Matrix denoising is central to signal processing and machine learning. Its analysis when the matrix to infer has a factorised structure with a rank growing proportionally to its dimension remains a challenge, except when it is rotationally invariant. In this case, the information theoretically optimal estimator, called rotational invariant estimator, is known and its performance is rigorously controlled. Beyond this setting few results can be found. The reason is that the model is not a usual spin system because of the growing rank dimension, nor a matrix model due to the lack of rotation symmetry, but rather a hybrid between the two. It is rather a "matrix glass". In this talk I shall illustrate our progresses towards the understanding of Bayesian matrix denoising when the hidden signal is a factored matrix XX⊺ that is not rotationally invariant.
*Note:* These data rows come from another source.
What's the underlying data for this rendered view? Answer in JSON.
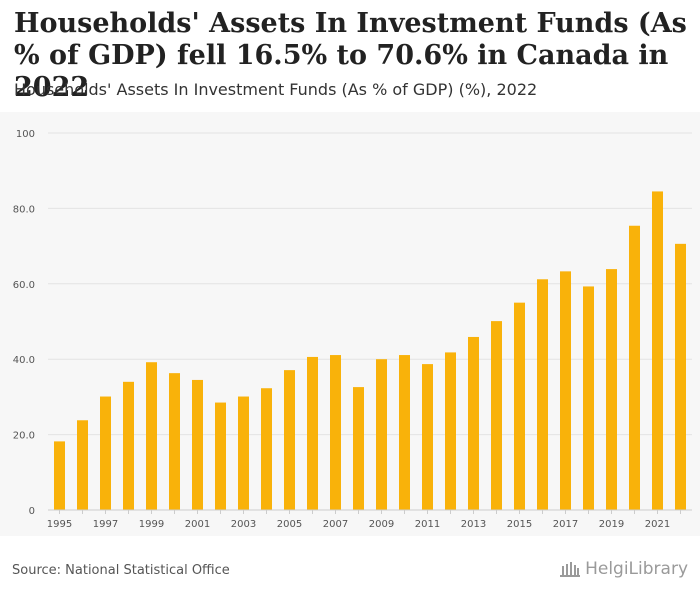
{
  "header": {
    "title": "Households' Assets In Investment Funds (As % of GDP) fell 16.5% to 70.6% in Canada in 2022",
    "subtitle": "Households' Assets In Investment Funds (As % of GDP) (%), 2022"
  },
  "footer": {
    "source": "Source: National Statistical Office",
    "logo_text": "HelgiLibrary"
  },
  "colors": {
    "bar": "#f9b20a",
    "grid": "#e3e3e3",
    "axis_text": "#555555"
  },
  "chart_data": {
    "type": "bar",
    "title": "Households' Assets In Investment Funds (As % of GDP) (%), 2022",
    "xlabel": "",
    "ylabel": "",
    "ylim": [
      0,
      100
    ],
    "yticks": [
      0,
      20.0,
      40.0,
      60.0,
      80.0,
      100
    ],
    "ytick_labels": [
      "0",
      "20.0",
      "40.0",
      "60.0",
      "80.0",
      "100"
    ],
    "categories": [
      "1995",
      "1996",
      "1997",
      "1998",
      "1999",
      "2000",
      "2001",
      "2002",
      "2003",
      "2004",
      "2005",
      "2006",
      "2007",
      "2008",
      "2009",
      "2010",
      "2011",
      "2012",
      "2013",
      "2014",
      "2015",
      "2016",
      "2017",
      "2018",
      "2019",
      "2020",
      "2021",
      "2022"
    ],
    "xtick_labels": [
      "1995",
      "1997",
      "1999",
      "2001",
      "2003",
      "2005",
      "2007",
      "2009",
      "2011",
      "2013",
      "2015",
      "2017",
      "2019",
      "2021"
    ],
    "values": [
      18.2,
      23.8,
      30.1,
      34.0,
      39.2,
      36.3,
      34.5,
      28.5,
      30.1,
      32.3,
      37.1,
      40.6,
      41.1,
      32.6,
      40.0,
      41.1,
      38.7,
      41.8,
      45.9,
      50.1,
      55.0,
      61.2,
      63.3,
      59.3,
      63.9,
      75.4,
      84.5,
      70.6
    ]
  }
}
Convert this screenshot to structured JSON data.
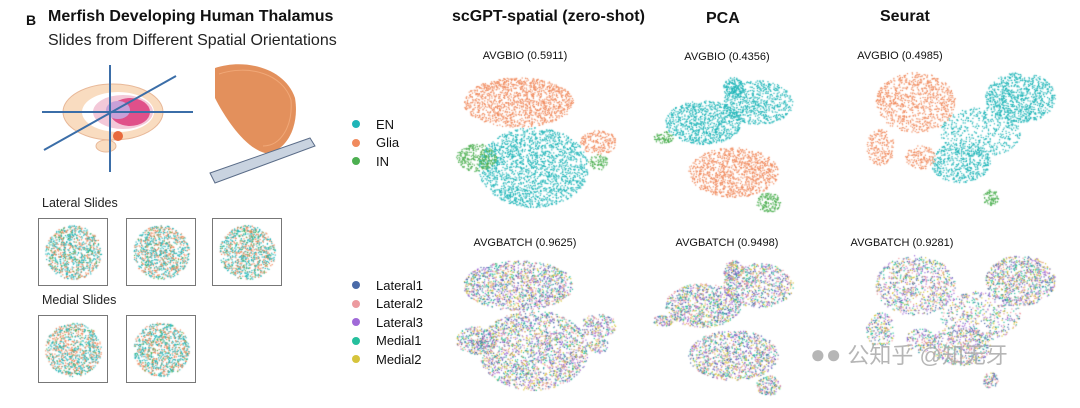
{
  "figure": {
    "panel_letter": "B",
    "title": "Merfish Developing Human Thalamus",
    "subtitle": "Slides from Different Spatial Orientations",
    "lateral_label": "Lateral Slides",
    "medial_label": "Medial Slides"
  },
  "columns": [
    {
      "title": "scGPT-spatial (zero-shot)",
      "bio": "AVGBIO (0.5911)",
      "batch": "AVGBATCH (0.9625)"
    },
    {
      "title": "PCA",
      "bio": "AVGBIO (0.4356)",
      "batch": "AVGBATCH (0.9498)"
    },
    {
      "title": "Seurat",
      "bio": "AVGBIO (0.4985)",
      "batch": "AVGBATCH (0.9281)"
    }
  ],
  "celltype_legend": [
    {
      "label": "EN",
      "color": "#1fb5b8"
    },
    {
      "label": "Glia",
      "color": "#f08a5d"
    },
    {
      "label": "IN",
      "color": "#4caf50"
    }
  ],
  "batch_legend": [
    {
      "label": "Lateral1",
      "color": "#4a6aa8"
    },
    {
      "label": "Lateral2",
      "color": "#ec9a9f"
    },
    {
      "label": "Lateral3",
      "color": "#a06ad8"
    },
    {
      "label": "Medial1",
      "color": "#25bf9d"
    },
    {
      "label": "Medial2",
      "color": "#d6c43c"
    }
  ],
  "watermark": "公知乎 @知无牙"
}
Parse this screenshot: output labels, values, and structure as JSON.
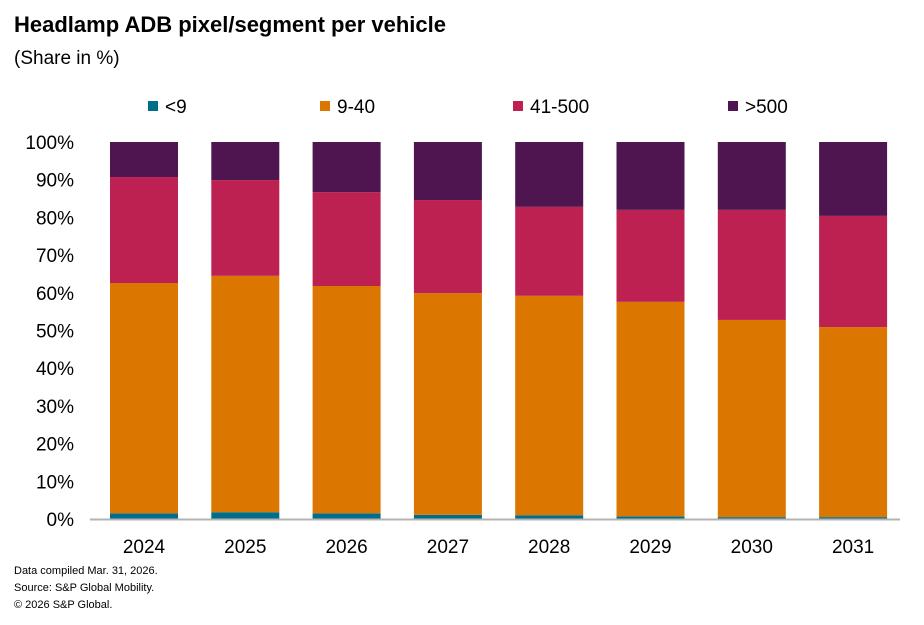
{
  "chart_data": {
    "type": "bar",
    "stacked": true,
    "title": "Headlamp  ADB pixel/segment  per vehicle",
    "subtitle": "(Share in %)",
    "categories": [
      "2024",
      "2025",
      "2026",
      "2027",
      "2028",
      "2029",
      "2030",
      "2031"
    ],
    "series": [
      {
        "name": "<9",
        "color": "#006e8a",
        "values": [
          1.5,
          1.8,
          1.5,
          1.1,
          1.0,
          0.7,
          0.5,
          0.5
        ]
      },
      {
        "name": "9-40",
        "color": "#db7700",
        "values": [
          61.1,
          62.7,
          60.3,
          58.8,
          58.2,
          56.9,
          52.3,
          50.4
        ]
      },
      {
        "name": "41-500",
        "color": "#bc2152",
        "values": [
          28.1,
          25.4,
          24.9,
          24.7,
          23.6,
          24.4,
          29.2,
          29.5
        ]
      },
      {
        "name": ">500",
        "color": "#4e1551",
        "values": [
          9.3,
          10.1,
          13.3,
          15.4,
          17.2,
          18.0,
          18.0,
          19.6
        ]
      }
    ],
    "ylim": [
      0,
      100
    ],
    "yticks": [
      "0%",
      "10%",
      "20%",
      "30%",
      "40%",
      "50%",
      "60%",
      "70%",
      "80%",
      "90%",
      "100%"
    ],
    "legend": "top",
    "grid": false
  },
  "footer": [
    "Data compiled Mar. 31, 2026.",
    "Source: S&P Global Mobility.",
    "© 2026 S&P Global."
  ]
}
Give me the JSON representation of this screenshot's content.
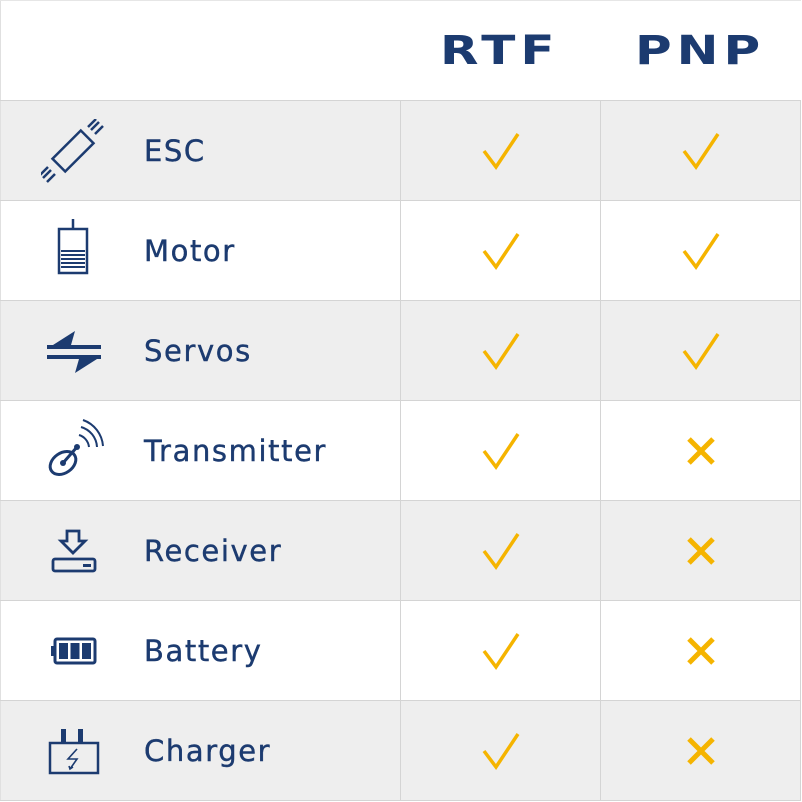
{
  "colors": {
    "navy": "#1c3b70",
    "gold": "#f5b400",
    "row_alt": "#eeeeee"
  },
  "header": {
    "col1": "",
    "col2": "RTF",
    "col3": "PNP"
  },
  "rows": [
    {
      "label": "ESC",
      "icon": "esc-icon",
      "rtf": "check",
      "pnp": "check"
    },
    {
      "label": "Motor",
      "icon": "motor-icon",
      "rtf": "check",
      "pnp": "check"
    },
    {
      "label": "Servos",
      "icon": "servos-icon",
      "rtf": "check",
      "pnp": "check"
    },
    {
      "label": "Transmitter",
      "icon": "transmitter-icon",
      "rtf": "check",
      "pnp": "cross"
    },
    {
      "label": "Receiver",
      "icon": "receiver-icon",
      "rtf": "check",
      "pnp": "cross"
    },
    {
      "label": "Battery",
      "icon": "battery-icon",
      "rtf": "check",
      "pnp": "cross"
    },
    {
      "label": "Charger",
      "icon": "charger-icon",
      "rtf": "check",
      "pnp": "cross"
    }
  ]
}
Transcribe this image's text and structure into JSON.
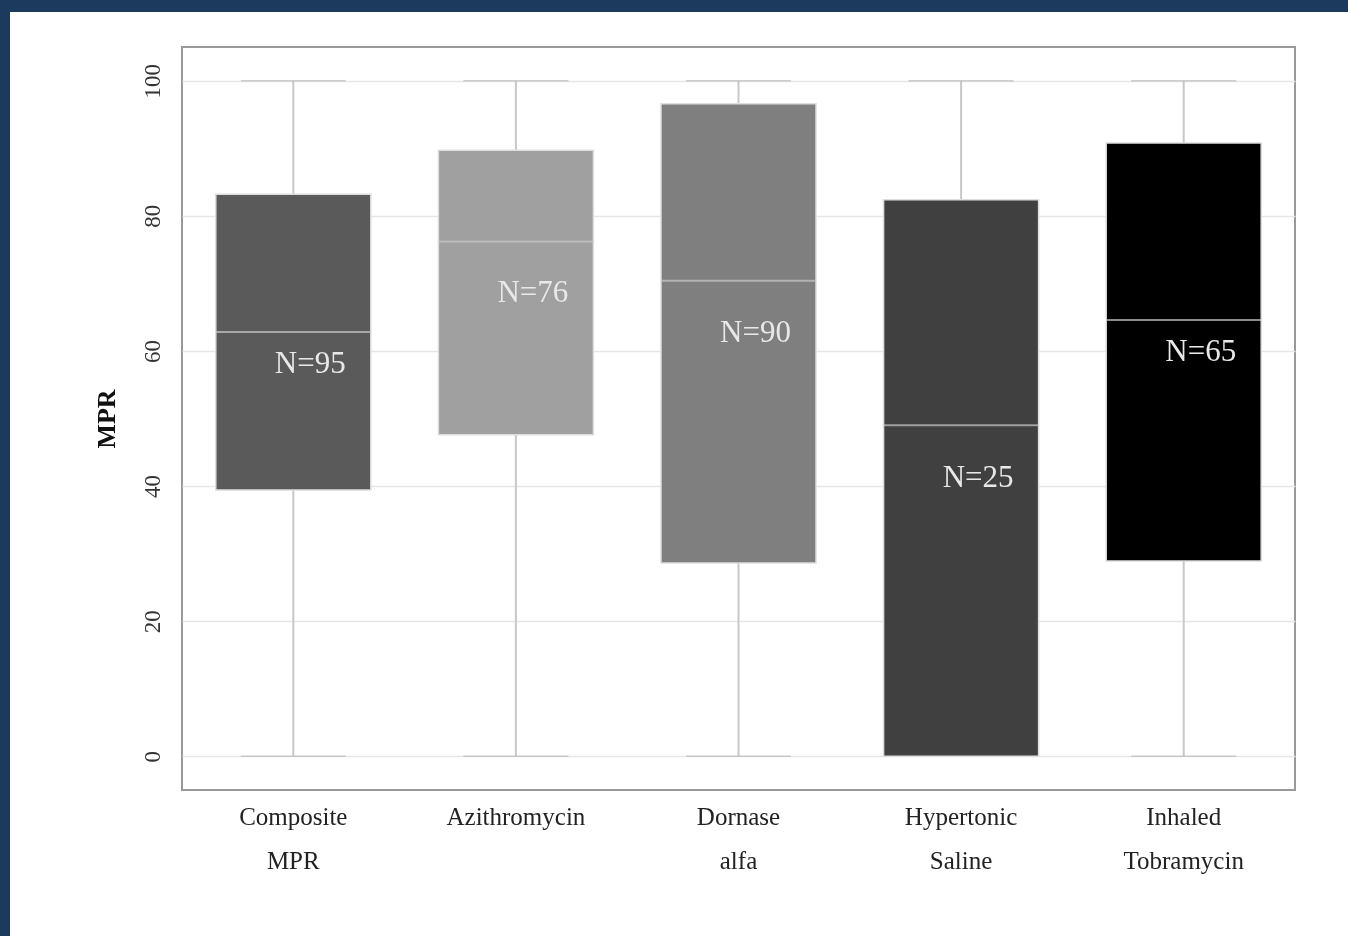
{
  "chart_data": {
    "type": "box",
    "ylabel": "MPR",
    "categories": [
      "Composite MPR",
      "Azithromycin",
      "Dornase alfa",
      "Hypertonic Saline",
      "Inhaled Tobramycin"
    ],
    "boxes": [
      {
        "low": 0,
        "q1": 39.4,
        "median": 62.8,
        "q3": 83.2,
        "high": 100
      },
      {
        "low": 0,
        "q1": 47.6,
        "median": 76.2,
        "q3": 89.7,
        "high": 100
      },
      {
        "low": 0,
        "q1": 28.6,
        "median": 70.4,
        "q3": 96.6,
        "high": 100
      },
      {
        "low": 0,
        "q1": 0,
        "median": 49,
        "q3": 82.4,
        "high": 100
      },
      {
        "low": 0,
        "q1": 28.9,
        "median": 64.6,
        "q3": 90.8,
        "high": 100
      }
    ],
    "colors": [
      "#5a5a5a",
      "#a0a0a0",
      "#7f7f7f",
      "#404040",
      "#000000"
    ],
    "annotations": [
      "N=95",
      "N=76",
      "N=90",
      "N=25",
      "N=65"
    ],
    "ylim": [
      -5,
      105
    ],
    "yticks": [
      0,
      20,
      40,
      60,
      80,
      100
    ],
    "grid": "y"
  }
}
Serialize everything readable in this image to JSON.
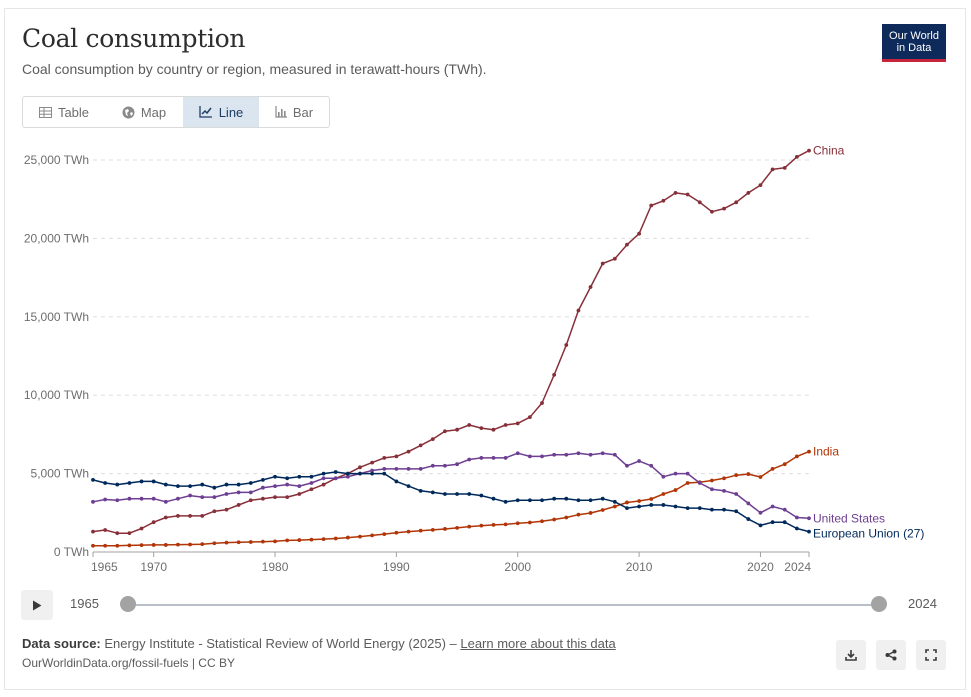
{
  "header": {
    "title": "Coal consumption",
    "subtitle": "Coal consumption by country or region, measured in terawatt-hours (TWh).",
    "logo_line1": "Our World",
    "logo_line2": "in Data"
  },
  "tabs": [
    {
      "label": "Table",
      "icon": "table-icon"
    },
    {
      "label": "Map",
      "icon": "globe-icon"
    },
    {
      "label": "Line",
      "icon": "line-chart-icon",
      "active": true
    },
    {
      "label": "Bar",
      "icon": "bar-chart-icon"
    }
  ],
  "timeline": {
    "start": "1965",
    "end": "2024"
  },
  "footer": {
    "source_label": "Data source:",
    "source_text": "Energy Institute - Statistical Review of World Energy (2025) – ",
    "link_text": "Learn more about this data",
    "url_line": "OurWorldinData.org/fossil-fuels | CC BY"
  },
  "colors": {
    "china": "#883039",
    "india": "#b13507",
    "united_states": "#6d3e91",
    "eu": "#00295b",
    "grid": "#dddddd"
  },
  "chart_data": {
    "type": "line",
    "title": "Coal consumption",
    "xlabel": "",
    "ylabel": "TWh",
    "xlim": [
      1965,
      2024
    ],
    "ylim": [
      0,
      25000
    ],
    "y_ticks": [
      0,
      5000,
      10000,
      15000,
      20000,
      25000
    ],
    "y_tick_labels": [
      "0 TWh",
      "5,000 TWh",
      "10,000 TWh",
      "15,000 TWh",
      "20,000 TWh",
      "25,000 TWh"
    ],
    "x_ticks": [
      1965,
      1970,
      1980,
      1990,
      2000,
      2010,
      2020,
      2024
    ],
    "x_tick_labels": [
      "1965",
      "1970",
      "1980",
      "1990",
      "2000",
      "2010",
      "2020",
      "2024"
    ],
    "x": [
      1965,
      1966,
      1967,
      1968,
      1969,
      1970,
      1971,
      1972,
      1973,
      1974,
      1975,
      1976,
      1977,
      1978,
      1979,
      1980,
      1981,
      1982,
      1983,
      1984,
      1985,
      1986,
      1987,
      1988,
      1989,
      1990,
      1991,
      1992,
      1993,
      1994,
      1995,
      1996,
      1997,
      1998,
      1999,
      2000,
      2001,
      2002,
      2003,
      2004,
      2005,
      2006,
      2007,
      2008,
      2009,
      2010,
      2011,
      2012,
      2013,
      2014,
      2015,
      2016,
      2017,
      2018,
      2019,
      2020,
      2021,
      2022,
      2023,
      2024
    ],
    "series": [
      {
        "name": "China",
        "color_key": "china",
        "values": [
          1300,
          1400,
          1200,
          1200,
          1500,
          1900,
          2200,
          2300,
          2300,
          2300,
          2600,
          2700,
          3000,
          3300,
          3400,
          3500,
          3500,
          3700,
          4000,
          4300,
          4700,
          5000,
          5400,
          5700,
          6000,
          6100,
          6400,
          6800,
          7200,
          7700,
          7800,
          8100,
          7900,
          7800,
          8100,
          8200,
          8600,
          9500,
          11300,
          13200,
          15400,
          16900,
          18400,
          18700,
          19600,
          20300,
          22100,
          22400,
          22900,
          22800,
          22300,
          21700,
          21900,
          22300,
          22900,
          23400,
          24400,
          24500,
          25200,
          25600
        ]
      },
      {
        "name": "India",
        "color_key": "india",
        "values": [
          400,
          400,
          400,
          420,
          440,
          450,
          450,
          470,
          480,
          500,
          560,
          600,
          620,
          640,
          660,
          680,
          740,
          760,
          790,
          820,
          860,
          920,
          980,
          1060,
          1140,
          1230,
          1300,
          1360,
          1410,
          1470,
          1540,
          1620,
          1680,
          1730,
          1760,
          1830,
          1880,
          1960,
          2070,
          2200,
          2380,
          2490,
          2680,
          2900,
          3160,
          3250,
          3380,
          3700,
          3950,
          4400,
          4450,
          4560,
          4700,
          4900,
          4970,
          4780,
          5300,
          5600,
          6100,
          6400
        ]
      },
      {
        "name": "United States",
        "color_key": "united_states",
        "values": [
          3200,
          3350,
          3300,
          3400,
          3400,
          3400,
          3200,
          3400,
          3600,
          3500,
          3500,
          3700,
          3800,
          3800,
          4100,
          4200,
          4300,
          4200,
          4400,
          4700,
          4700,
          4800,
          5000,
          5200,
          5300,
          5300,
          5300,
          5300,
          5500,
          5500,
          5600,
          5900,
          6000,
          6000,
          6000,
          6300,
          6100,
          6100,
          6200,
          6200,
          6300,
          6200,
          6300,
          6200,
          5500,
          5800,
          5500,
          4800,
          5000,
          5000,
          4400,
          4000,
          3900,
          3700,
          3100,
          2500,
          2900,
          2700,
          2200,
          2150
        ]
      },
      {
        "name": "European Union (27)",
        "color_key": "eu",
        "values": [
          4600,
          4400,
          4300,
          4400,
          4500,
          4500,
          4300,
          4200,
          4200,
          4300,
          4100,
          4300,
          4300,
          4400,
          4600,
          4800,
          4700,
          4800,
          4800,
          5000,
          5100,
          5000,
          5000,
          5000,
          5000,
          4500,
          4200,
          3900,
          3800,
          3700,
          3700,
          3700,
          3600,
          3400,
          3200,
          3300,
          3300,
          3300,
          3400,
          3400,
          3300,
          3300,
          3400,
          3200,
          2800,
          2900,
          3000,
          3000,
          2900,
          2800,
          2800,
          2700,
          2700,
          2600,
          2100,
          1700,
          1900,
          1900,
          1500,
          1300
        ]
      }
    ]
  }
}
Monte Carlo simulations suggest the existence of a denoising-factorisation transition separating a phase where denoising using the rotational invariant estimator remains optimal due to universality properties of the same nature as in random matrix theory, from one where universality breaks down and better denoising is possible by exploiting the signal's prior and factorised structure, though algorithmically hard. We also argue that it is only beyond the transition that factorisation, i.e., estimating X itself, becomes possible up to sign and permutation ambiguities. On the theoretical side, we combine different mean-field techniques in order to access the minimum mean-square error and mutual information. Interestingly, our alternative method yields equations which can be reproduced using the replica approach of Sakata and Kabashima that were deemed wrong for a long time. Using numerical insights, we then delimit the portion of the phase diagram where this mean-field theory is reliable, and correct it using universality when it is not. Our ansatz matches well the numerics when accounting for finite size effects.